Acenei positivamente embora respondesse num tom de meia discordância.
- Bem, bordéis não diria tanto, mas lá que faziam as suas orações em ambiente privado e bem mais animado do que as desgraçadas de que falei agora, isso acredito. Mas quando discordava de ti quanto à vida ser o intervalo entre duas quecas, queria dizer além do que falámos sobre os místicos, que a última queca da vida, não quer dizer o fim dela. Há imensa gente que vive imenso tempo depois de que o corpo tenha deixado de sentir qualquer apelo.
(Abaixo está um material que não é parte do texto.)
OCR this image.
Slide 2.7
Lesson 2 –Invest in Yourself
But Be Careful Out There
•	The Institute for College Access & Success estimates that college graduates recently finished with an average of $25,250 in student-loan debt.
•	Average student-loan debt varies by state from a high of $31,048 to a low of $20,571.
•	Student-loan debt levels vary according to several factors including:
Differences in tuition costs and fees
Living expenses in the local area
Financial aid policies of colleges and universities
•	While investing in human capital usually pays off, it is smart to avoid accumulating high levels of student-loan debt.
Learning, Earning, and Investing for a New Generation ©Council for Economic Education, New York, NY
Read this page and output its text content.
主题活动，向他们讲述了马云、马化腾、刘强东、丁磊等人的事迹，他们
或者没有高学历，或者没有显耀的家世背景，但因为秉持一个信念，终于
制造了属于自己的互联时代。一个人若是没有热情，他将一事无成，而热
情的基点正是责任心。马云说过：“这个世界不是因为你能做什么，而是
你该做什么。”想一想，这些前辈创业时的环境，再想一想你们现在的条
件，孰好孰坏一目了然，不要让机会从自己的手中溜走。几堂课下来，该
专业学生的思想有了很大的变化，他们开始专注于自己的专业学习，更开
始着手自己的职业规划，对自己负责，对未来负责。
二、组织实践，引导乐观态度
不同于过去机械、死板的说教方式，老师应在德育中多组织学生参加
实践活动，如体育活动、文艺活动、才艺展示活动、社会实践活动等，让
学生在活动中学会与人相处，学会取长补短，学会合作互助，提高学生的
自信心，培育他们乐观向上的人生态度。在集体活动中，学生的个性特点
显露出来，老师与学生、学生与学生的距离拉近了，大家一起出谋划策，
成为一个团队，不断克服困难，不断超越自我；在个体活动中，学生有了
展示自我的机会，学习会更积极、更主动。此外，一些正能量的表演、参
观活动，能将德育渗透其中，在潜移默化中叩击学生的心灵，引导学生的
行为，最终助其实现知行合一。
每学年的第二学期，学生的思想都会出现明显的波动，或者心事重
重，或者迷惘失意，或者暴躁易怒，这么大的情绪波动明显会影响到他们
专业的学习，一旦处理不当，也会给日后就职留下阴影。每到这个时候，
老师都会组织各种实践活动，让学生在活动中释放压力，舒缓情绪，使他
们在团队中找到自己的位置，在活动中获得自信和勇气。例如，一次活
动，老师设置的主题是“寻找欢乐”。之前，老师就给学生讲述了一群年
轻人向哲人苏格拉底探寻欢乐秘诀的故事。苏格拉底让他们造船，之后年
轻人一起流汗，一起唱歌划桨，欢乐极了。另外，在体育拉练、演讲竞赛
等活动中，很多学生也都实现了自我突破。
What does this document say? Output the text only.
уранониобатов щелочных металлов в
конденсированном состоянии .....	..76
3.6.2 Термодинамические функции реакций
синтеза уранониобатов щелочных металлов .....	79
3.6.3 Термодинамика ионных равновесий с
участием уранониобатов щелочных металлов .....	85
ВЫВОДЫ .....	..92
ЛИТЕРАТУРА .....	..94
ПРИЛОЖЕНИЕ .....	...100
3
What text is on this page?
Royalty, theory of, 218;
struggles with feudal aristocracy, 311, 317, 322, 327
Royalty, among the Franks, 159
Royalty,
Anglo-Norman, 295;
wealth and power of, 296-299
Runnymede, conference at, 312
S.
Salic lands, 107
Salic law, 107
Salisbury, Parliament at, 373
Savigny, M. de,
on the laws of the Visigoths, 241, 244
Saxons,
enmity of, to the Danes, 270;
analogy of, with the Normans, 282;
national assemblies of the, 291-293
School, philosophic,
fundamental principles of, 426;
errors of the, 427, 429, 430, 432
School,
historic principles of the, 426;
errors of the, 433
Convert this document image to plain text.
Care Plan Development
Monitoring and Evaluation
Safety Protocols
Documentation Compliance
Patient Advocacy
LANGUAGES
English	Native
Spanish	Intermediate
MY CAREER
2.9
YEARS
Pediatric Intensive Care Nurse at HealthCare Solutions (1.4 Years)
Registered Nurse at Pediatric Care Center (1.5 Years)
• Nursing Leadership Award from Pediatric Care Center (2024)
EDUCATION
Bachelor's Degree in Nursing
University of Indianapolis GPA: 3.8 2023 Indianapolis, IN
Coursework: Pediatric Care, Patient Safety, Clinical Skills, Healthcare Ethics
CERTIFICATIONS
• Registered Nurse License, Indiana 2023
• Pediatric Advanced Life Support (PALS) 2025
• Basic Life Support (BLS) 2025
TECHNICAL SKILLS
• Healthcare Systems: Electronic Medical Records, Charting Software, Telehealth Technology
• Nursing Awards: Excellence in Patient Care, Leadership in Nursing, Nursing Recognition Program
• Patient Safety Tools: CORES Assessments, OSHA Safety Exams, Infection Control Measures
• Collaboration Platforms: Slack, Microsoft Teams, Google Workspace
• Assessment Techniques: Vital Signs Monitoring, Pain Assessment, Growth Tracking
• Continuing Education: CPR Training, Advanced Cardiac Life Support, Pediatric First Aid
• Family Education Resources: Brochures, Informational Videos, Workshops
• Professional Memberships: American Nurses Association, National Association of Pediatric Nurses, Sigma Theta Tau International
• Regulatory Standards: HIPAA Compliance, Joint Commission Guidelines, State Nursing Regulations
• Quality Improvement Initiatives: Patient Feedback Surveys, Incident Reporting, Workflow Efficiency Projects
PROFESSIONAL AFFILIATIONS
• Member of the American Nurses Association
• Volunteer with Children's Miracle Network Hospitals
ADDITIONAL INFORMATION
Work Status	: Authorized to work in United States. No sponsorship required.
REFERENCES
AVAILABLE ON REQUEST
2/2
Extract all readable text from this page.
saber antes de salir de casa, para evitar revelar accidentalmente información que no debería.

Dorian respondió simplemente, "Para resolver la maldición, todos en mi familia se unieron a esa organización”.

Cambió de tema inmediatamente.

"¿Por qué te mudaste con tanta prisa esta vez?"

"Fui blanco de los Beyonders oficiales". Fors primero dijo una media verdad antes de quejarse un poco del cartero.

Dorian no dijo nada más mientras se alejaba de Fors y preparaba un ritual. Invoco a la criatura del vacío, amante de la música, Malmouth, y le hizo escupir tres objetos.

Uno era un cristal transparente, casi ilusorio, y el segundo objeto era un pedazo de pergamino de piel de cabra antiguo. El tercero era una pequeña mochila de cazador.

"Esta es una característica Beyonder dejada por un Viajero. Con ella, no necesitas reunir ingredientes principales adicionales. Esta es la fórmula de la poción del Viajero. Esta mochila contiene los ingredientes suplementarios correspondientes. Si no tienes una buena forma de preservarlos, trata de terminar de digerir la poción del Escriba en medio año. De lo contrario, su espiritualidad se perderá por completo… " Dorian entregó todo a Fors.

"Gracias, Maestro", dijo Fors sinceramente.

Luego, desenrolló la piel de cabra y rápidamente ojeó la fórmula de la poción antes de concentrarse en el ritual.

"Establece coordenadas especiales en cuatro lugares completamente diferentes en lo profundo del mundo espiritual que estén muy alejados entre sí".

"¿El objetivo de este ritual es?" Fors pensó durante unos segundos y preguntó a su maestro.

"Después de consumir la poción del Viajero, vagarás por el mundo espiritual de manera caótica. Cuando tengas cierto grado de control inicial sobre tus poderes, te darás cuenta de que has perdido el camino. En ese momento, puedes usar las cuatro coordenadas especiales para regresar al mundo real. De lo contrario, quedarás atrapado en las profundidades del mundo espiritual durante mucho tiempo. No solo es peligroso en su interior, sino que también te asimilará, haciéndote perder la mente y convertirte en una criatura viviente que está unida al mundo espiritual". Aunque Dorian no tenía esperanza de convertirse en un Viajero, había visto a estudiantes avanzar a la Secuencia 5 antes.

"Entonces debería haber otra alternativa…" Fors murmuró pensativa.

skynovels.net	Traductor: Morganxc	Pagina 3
- Acreditas nisso, Carlos? É o corpo que seca ou são os braços que baixam, presos a relações que há muito deixaram de ser nascente? Quantas vezes após um divórcio, gente com uma certa idade redescobre a vida, outros até descobrem-na verdadeiramente... Seja como for, repara, a morte é a nossa última queca em que só um lado é que goza. Quando morremos estamos feitos, fodidos...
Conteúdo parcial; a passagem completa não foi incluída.